Berbicara tentang pernikahan dan keluarga (di Korea), saya jadi teringat kelas dari salah seorang Professor yang saya ikuti beberapa hari yang lalu. Kuliah tentang Forest Ecology Management and Policy, tapi ternyata melebar ke perubahan makna keluarga di Korea saat ini. Beliau mengatakan bahwa di awal pelaksanaan Program Keluarga Berencana, pemerintah mendorong masyarakat untuk ikut program tersebut, dan hasilnya boleh dikata Korea merupakan salah satu negara yang sukses menekan laju pertumbuhan penduduknya. Keluarga besar tergantikan dengan keluarga inti, mungkin serupa dengan program KB di Indonesia yang berslogan 'Dua Anak Cukup'.
Akibat kebijakan tersebut terjadi komposisi penduduk yang tidak seimbang antara generasi tua dan muda. Jumlah anggota keluarga yang beranggotakan empat orang (ayah, ibu dan dua orang anak) semakin menurun. Saat ini sebagian besar keluarga terdiri dari tiga orang anggota saja, suami, istri dan seorang anak, atau bahkan tanpa anak sama sekali. Bayangkan saja, menurut Organization for Economic Cooperation and Development, Korea menempati peringkat pertama di dunia dalam hal jumlah anak terkecil dalam keluarga. Melihat kondisi tersebut, kini pemerintah mendorong setiap keluarga untuk mempunyai anak. Salah satu upayanya adalah dengan memberikan tunjangan kepada keluarga yang mempunyai anak.

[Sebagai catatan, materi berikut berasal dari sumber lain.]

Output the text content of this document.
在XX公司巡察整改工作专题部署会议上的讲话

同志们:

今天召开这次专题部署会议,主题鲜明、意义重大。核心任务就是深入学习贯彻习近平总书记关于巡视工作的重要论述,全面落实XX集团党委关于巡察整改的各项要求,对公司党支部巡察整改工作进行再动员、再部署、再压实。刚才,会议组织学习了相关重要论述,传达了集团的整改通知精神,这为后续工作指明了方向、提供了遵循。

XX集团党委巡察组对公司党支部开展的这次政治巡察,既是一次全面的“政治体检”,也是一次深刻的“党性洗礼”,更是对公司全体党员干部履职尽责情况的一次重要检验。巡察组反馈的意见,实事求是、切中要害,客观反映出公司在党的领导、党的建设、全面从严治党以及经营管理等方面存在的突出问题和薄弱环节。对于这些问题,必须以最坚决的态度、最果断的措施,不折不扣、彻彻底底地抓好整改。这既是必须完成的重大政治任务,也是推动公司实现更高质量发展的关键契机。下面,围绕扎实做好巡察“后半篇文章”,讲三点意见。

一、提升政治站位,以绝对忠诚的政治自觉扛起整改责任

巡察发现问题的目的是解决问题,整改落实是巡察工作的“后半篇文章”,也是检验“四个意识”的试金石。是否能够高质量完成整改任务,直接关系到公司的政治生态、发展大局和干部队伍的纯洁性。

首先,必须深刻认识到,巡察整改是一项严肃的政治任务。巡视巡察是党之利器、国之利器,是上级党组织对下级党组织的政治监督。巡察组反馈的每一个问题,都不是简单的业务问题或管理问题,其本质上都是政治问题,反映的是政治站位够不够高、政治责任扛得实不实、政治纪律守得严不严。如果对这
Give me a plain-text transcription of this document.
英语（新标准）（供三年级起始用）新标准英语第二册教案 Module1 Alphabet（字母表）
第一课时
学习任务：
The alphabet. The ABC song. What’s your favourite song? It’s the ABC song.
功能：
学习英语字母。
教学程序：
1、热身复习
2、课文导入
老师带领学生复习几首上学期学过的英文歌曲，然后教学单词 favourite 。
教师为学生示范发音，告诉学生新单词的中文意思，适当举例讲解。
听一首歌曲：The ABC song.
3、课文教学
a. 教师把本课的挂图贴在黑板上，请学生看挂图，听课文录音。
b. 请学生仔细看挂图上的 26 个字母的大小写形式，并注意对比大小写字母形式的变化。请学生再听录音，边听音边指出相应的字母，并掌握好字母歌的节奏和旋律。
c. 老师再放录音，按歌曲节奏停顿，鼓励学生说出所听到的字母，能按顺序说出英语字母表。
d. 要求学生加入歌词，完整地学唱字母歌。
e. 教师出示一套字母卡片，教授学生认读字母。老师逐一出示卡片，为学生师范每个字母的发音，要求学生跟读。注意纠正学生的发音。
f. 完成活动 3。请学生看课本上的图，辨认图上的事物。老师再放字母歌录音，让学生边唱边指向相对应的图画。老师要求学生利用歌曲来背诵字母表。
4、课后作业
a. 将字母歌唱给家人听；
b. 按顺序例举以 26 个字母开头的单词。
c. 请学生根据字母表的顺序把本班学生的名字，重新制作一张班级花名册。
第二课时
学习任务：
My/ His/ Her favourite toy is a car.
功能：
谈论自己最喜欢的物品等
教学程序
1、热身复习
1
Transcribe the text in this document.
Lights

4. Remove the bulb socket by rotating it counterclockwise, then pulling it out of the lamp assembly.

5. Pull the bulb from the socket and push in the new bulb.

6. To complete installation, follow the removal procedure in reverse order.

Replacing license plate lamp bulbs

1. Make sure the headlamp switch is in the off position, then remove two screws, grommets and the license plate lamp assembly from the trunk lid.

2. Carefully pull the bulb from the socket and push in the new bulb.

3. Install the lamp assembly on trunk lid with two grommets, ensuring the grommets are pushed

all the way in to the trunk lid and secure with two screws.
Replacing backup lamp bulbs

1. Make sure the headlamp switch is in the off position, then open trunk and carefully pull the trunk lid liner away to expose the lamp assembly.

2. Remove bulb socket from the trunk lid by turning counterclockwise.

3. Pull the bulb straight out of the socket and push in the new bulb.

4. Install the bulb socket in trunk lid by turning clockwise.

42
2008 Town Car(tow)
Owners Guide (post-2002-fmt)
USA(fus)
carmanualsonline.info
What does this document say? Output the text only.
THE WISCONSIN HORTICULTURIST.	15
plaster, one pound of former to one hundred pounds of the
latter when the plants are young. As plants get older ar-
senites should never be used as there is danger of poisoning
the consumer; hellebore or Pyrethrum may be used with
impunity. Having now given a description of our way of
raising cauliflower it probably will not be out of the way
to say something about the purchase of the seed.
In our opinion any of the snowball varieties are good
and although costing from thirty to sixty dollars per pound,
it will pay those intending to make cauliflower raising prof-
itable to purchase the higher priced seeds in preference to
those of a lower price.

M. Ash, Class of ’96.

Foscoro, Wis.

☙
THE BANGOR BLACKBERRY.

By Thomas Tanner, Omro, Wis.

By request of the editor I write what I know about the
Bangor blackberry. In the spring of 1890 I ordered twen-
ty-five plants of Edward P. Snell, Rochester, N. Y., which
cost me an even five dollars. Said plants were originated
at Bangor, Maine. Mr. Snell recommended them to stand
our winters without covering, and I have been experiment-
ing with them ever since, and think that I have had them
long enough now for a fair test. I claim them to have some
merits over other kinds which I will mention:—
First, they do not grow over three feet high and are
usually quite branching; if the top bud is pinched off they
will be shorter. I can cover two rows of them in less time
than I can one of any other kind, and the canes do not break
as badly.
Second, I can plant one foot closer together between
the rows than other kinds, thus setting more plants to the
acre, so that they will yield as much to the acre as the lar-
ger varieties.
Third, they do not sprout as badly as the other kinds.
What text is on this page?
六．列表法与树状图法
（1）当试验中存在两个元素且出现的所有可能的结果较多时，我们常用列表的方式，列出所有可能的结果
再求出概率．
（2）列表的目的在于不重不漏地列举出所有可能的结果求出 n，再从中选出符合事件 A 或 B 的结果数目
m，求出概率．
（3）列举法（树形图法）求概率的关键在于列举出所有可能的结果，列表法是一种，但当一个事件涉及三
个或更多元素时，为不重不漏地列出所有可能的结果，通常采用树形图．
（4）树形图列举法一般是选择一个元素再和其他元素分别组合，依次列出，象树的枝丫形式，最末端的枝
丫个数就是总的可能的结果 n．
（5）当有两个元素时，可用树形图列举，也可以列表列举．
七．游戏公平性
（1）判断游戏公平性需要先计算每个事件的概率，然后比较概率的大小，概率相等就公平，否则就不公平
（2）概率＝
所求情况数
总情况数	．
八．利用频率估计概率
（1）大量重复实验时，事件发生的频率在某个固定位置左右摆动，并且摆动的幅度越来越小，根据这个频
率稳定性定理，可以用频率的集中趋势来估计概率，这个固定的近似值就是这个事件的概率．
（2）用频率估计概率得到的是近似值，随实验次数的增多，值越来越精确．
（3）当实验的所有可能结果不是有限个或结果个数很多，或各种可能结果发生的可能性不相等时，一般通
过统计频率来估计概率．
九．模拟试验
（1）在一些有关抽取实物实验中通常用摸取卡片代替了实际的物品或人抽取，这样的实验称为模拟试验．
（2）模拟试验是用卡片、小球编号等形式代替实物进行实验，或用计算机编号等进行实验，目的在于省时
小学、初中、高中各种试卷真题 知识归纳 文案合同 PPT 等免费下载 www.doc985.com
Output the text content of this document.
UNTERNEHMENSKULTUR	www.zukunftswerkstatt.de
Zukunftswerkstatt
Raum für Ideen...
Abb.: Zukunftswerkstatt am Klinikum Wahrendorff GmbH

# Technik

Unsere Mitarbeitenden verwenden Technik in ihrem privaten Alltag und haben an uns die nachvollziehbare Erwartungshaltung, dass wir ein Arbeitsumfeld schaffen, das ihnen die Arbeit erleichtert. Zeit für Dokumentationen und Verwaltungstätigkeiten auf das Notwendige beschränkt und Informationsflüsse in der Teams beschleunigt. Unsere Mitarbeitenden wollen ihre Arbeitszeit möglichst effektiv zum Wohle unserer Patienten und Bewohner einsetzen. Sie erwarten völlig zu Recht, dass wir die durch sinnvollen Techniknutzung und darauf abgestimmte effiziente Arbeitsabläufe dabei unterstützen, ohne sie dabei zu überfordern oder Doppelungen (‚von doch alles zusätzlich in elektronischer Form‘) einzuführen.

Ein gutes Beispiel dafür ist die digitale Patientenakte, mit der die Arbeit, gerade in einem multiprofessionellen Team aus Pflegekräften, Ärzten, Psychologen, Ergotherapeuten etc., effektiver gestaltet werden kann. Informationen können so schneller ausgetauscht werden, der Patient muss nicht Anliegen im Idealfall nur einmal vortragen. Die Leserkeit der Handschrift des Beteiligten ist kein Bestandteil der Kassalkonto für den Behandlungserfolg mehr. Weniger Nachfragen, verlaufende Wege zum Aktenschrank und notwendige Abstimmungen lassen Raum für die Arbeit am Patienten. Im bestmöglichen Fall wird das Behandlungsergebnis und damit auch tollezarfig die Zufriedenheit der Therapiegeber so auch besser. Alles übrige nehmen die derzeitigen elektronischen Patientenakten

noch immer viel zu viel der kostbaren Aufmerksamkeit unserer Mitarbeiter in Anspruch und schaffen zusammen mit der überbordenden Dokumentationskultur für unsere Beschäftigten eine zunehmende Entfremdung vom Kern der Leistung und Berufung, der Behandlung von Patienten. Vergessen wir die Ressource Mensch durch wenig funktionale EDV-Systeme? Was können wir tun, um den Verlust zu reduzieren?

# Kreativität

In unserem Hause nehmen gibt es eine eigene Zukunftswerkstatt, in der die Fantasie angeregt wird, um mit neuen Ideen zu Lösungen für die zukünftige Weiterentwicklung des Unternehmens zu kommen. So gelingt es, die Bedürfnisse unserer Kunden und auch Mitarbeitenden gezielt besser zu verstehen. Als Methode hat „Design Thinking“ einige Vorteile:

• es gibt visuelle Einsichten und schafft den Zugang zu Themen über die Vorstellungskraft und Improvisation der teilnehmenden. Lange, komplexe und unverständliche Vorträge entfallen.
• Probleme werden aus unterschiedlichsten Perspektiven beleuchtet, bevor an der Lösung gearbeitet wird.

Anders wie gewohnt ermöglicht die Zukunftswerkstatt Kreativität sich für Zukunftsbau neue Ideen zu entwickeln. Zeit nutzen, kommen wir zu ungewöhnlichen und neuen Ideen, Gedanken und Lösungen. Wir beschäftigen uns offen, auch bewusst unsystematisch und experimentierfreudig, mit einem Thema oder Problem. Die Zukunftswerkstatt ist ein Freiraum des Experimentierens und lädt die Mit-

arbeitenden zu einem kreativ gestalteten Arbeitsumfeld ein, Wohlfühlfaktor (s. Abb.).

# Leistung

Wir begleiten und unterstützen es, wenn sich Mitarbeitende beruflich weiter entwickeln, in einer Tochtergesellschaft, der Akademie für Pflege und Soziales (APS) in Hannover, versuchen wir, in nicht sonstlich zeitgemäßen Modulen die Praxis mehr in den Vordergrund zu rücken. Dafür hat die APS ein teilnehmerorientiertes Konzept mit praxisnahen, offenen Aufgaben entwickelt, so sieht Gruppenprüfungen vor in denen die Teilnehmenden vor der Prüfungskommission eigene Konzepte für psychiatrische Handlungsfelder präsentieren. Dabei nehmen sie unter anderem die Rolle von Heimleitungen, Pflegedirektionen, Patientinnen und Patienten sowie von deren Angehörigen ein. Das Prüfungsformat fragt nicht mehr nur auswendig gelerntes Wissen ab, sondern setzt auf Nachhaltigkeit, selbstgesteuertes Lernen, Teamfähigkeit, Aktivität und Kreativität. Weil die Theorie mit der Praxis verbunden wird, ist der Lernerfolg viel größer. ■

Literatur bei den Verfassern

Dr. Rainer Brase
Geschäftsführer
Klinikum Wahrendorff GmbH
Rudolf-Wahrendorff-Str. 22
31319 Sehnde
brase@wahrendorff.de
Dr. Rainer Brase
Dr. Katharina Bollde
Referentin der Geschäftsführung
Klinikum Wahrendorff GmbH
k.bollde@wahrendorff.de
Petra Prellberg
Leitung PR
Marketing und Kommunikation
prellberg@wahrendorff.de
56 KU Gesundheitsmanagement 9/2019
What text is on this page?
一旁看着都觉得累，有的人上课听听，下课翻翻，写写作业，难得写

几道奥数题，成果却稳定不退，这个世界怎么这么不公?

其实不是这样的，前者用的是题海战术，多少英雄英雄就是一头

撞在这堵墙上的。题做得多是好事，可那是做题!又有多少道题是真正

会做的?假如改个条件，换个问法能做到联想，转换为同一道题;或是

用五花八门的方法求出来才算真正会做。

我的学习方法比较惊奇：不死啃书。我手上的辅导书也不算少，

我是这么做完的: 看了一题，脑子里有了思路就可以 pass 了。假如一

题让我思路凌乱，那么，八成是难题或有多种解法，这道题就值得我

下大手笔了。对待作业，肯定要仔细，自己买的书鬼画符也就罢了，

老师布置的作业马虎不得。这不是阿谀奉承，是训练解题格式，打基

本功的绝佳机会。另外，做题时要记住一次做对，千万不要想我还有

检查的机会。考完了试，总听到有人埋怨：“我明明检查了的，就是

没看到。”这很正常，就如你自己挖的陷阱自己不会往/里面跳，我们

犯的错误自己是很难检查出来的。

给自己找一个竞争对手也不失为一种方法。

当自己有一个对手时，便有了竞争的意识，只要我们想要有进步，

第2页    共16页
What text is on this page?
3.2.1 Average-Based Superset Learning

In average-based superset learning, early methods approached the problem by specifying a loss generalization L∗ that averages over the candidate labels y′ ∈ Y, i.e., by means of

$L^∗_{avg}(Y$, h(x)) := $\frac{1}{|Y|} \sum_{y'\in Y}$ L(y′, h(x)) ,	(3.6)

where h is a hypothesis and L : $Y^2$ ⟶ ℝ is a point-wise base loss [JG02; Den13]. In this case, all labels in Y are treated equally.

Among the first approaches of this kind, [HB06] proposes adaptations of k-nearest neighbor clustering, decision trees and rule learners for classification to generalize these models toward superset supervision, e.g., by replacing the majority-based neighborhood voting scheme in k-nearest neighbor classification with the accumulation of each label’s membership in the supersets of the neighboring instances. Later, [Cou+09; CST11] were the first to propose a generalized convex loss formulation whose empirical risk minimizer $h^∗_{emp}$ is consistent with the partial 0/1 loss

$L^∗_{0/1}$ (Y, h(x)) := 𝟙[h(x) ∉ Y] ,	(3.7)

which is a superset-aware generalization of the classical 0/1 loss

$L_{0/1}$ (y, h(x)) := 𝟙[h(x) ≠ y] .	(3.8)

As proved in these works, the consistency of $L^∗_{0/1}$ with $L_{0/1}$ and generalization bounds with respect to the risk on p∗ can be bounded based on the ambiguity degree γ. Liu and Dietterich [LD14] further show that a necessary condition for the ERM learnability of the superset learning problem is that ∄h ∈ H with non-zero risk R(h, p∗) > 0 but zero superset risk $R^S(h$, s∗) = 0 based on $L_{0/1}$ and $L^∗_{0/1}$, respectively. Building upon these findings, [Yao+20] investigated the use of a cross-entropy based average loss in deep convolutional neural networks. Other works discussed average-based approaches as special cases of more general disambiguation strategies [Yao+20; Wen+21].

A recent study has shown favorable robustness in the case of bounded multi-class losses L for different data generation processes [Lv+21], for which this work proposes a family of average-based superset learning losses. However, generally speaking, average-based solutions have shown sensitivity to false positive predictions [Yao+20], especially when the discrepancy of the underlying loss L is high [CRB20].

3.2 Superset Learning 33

Namun tampaknya, pemerintah harus bekerja lebih keras lagi karena adanya kecenderungan di kalangan generasi muda untuk hidup melajang. Menurut data sensus yang dikeluarkan National Statistical Office Korsel (NSO) proporsi pria lajang berusia 25 - 29 tahun meningkat hampir 2 kali lipat dari 43.3% pada tahun 1970 menjadi 71% di tahun 2000. Sedangkan proporsi pria lajang berusia 30 - 34 tahun sebesar 28.1% di tahun 2000, atau meningkat dari hanya 6.4% di tahun 1970.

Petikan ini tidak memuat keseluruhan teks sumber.